Here, I want to speak about the innocent practice of applying insects to various parts of the body, including the genital and perianal areas; a practice sometimes known as formicophilia, though, as indicated, it often involves more than simply having ants in your pants (some, for example, are aroused by the gentle touch of a butterfly's wing beating against their nipples, or stimulated by having a cockroach scuttle up their inside leg - and mosquitoes are apparently very popular amongst insect-lovers with a thing for flies).     

Not that there is much more to say; academic research in this area has been extremely limited, so one mostly has to rely upon anaecdotal evidence and personal testimony provided by entomophiles in online chat forums. And, ultimately, there are not that many entomophiles in the world. In fact, as paraphilias go, this one is extremely niche.    

However, in her Encyclopedia of Unusual Sex Practices (1992), the American author and sexologist Brenda Love does describe how one melissophile chanced upon the joy of bees, having discovered that stings to his penis not only greatly increased its size (girth, not length), but also extended the duration and intensity of his orgasm.

Realising that stings to his penis were relatively painless compared to other parts of his body and delighted with the results obtained, the man soon developed his own procedure which consisted of first catching two bees in a jar and vigorously shaking it to ensure the insects were dizzy and thus unable to fly away:

"They were then grabbed by both wings so that they were unable to twist around and sting.
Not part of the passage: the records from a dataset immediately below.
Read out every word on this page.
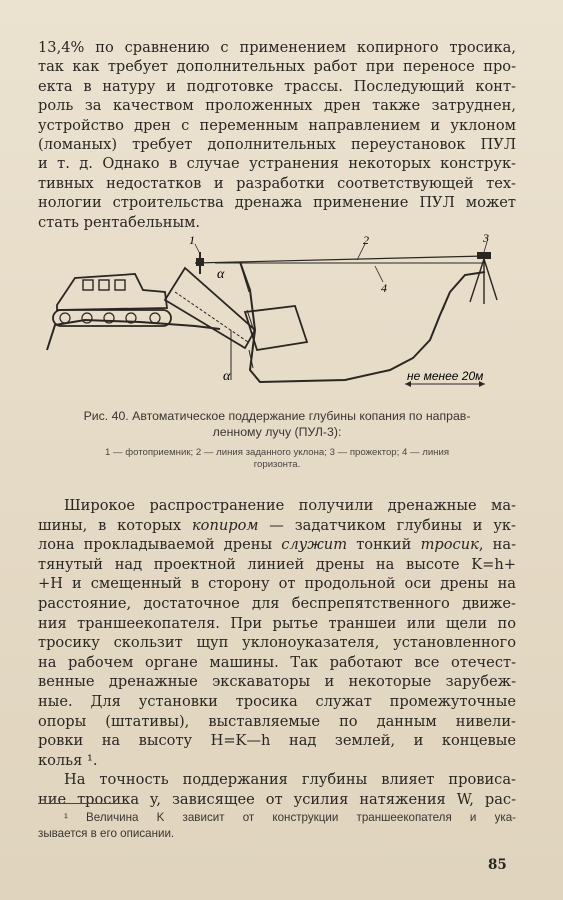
13,4% по сравнению с применением копирного тросика,
так как требует дополнительных работ при переносе про-
екта в натуру и подготовке трассы. Последующий конт-
роль за качеством проложенных дрен также затруднен,
устройство дрен с переменным направлением и уклоном
(ломаных) требует дополнительных переустановок ПУЛ
и т. д. Однако в случае устранения некоторых конструк-
тивных недостатков и разработки соответствующей тех-
нологии строительства дренажа применение ПУЛ может
стать рентабельным.
1	2	3
4
α
α	не менее 20м
Рис. 40. Автоматическое поддержание глубины копания по направ-
ленному лучу (ПУЛ-3):
1 — фотоприемник; 2 — линия заданного уклона; 3 — прожектор; 4 — линия
горизонта.
Широкое распространение получили дренажные ма-
шины, в которых копиром — задатчиком глубины и ук-
лона прокладываемой дрены служит тонкий тросик, на-
тянутый над проектной линией дрены на высоте K=h+
+H и смещенный в сторону от продольной оси дрены на
расстояние, достаточное для беспрепятственного движе-
ния траншеекопателя. При рытье траншеи или щели по
тросику скользит щуп уклоноуказателя, установленного
на рабочем органе машины. Так работают все отечест-
венные дренажные экскаваторы и некоторые зарубеж-
ные. Для установки тросика служат промежуточные
опоры (штативы), выставляемые по данным нивели-
ровки на высоту H=K—h над землей, и концевые
колья ¹.
На точность поддержания глубины влияет провиса-
ние тросика y, зависящее от усилия натяжения W, рас-
¹ Величина K зависит от конструкции траншеекопателя и ука-
зывается в его описании.
85
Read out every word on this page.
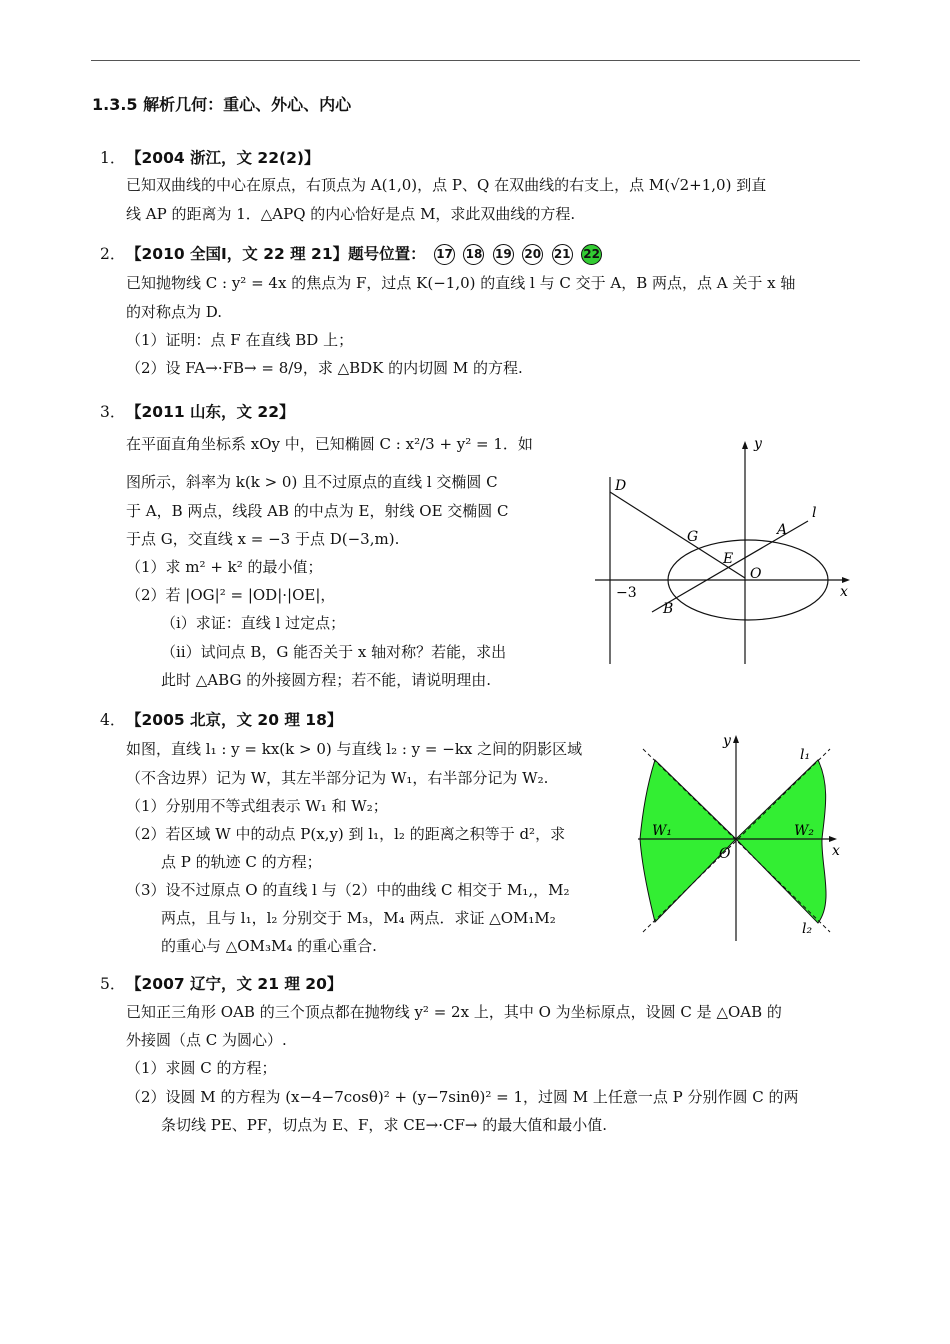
1.3.5 解析几何：重心、外心、内心
1． 【2004 浙江，文 22(2)】
已知双曲线的中心在原点，右顶点为 A(1,0)，点 P、Q 在双曲线的右支上，点 M(√2+1,0) 到直
线 AP 的距离为 1．△APQ 的内心恰好是点 M，求此双曲线的方程.
2． 【2010 全国Ⅰ，文 22 理 21】题号位置： 17 18 19 20 21 22
已知抛物线 C : y² = 4x 的焦点为 F，过点 K(−1,0) 的直线 l 与 C 交于 A，B 两点，点 A 关于 x 轴
的对称点为 D.
（1）证明：点 F 在直线 BD 上；
（2）设 FA→·FB→ = 8/9，求 △BDK 的内切圆 M 的方程.
3． 【2011 山东，文 22】
在平面直角坐标系 xOy 中，已知椭圆 C : x²/3 + y² = 1．如
图所示，斜率为 k(k > 0) 且不过原点的直线 l 交椭圆 C
于 A，B 两点，线段 AB 的中点为 E，射线 OE 交椭圆 C
于点 G，交直线 x = −3 于点 D(−3,m).
（1）求 m² + k² 的最小值；
（2）若 |OG|² = |OD|·|OE|，
（ⅰ）求证：直线 l 过定点；
（ⅱ）试问点 B，G 能否关于 x 轴对称？若能，求出
此时 △ABG 的外接圆方程；若不能，请说明理由.
y
x
D
l
A
G
E
O
−3
B
4． 【2005 北京，文 20 理 18】
如图，直线 l₁ : y = kx(k > 0) 与直线 l₂ : y = −kx 之间的阴影区域
（不含边界）记为 W，其左半部分记为 W₁，右半部分记为 W₂.
（1）分别用不等式组表示 W₁ 和 W₂；
（2）若区域 W 中的动点 P(x,y) 到 l₁，l₂ 的距离之积等于 d²，求
点 P 的轨迹 C 的方程；
（3）设不过原点 O 的直线 l 与（2）中的曲线 C 相交于 M₁,，M₂
两点，且与 l₁，l₂ 分别交于 M₃，M₄ 两点．求证 △OM₁M₂
的重心与 △OM₃M₄ 的重心重合.
y
x
l₁
l₂
W₁	W₂
O
5． 【2007 辽宁，文 21 理 20】
已知正三角形 OAB 的三个顶点都在抛物线 y² = 2x 上，其中 O 为坐标原点，设圆 C 是 △OAB 的
外接圆（点 C 为圆心）.
（1）求圆 C 的方程；
（2）设圆 M 的方程为 (x−4−7cosθ)² + (y−7sinθ)² = 1，过圆 M 上任意一点 P 分别作圆 C 的两
条切线 PE、PF，切点为 E、F，求 CE→·CF→ 的最大值和最小值.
Each bee was placed each side of the glans and pushed to encourage it to sting. (Stings to the glans do not produce the desired swelling and the venom sac tends to penetrate the skin too deeply, causing difficulty in removing them)."

Sadly, having performed what was required of them, these cockstinging bees then die, which raises an interesting ethical question that comes into much sharper focus when we discuss the insecticidal aspect of crush porn, a fetishistic practice which certainly offers a new and kinky perspective upon the question of cruelty in relation to eroticism and animal welfare (as well as bringing to mind the line from King Lear involving flies, wanton boys, and killing for pleasure). 


See: Brenda Love, Encyclopedia of Unusual Sexual Practices, (Barricade Books, 1992).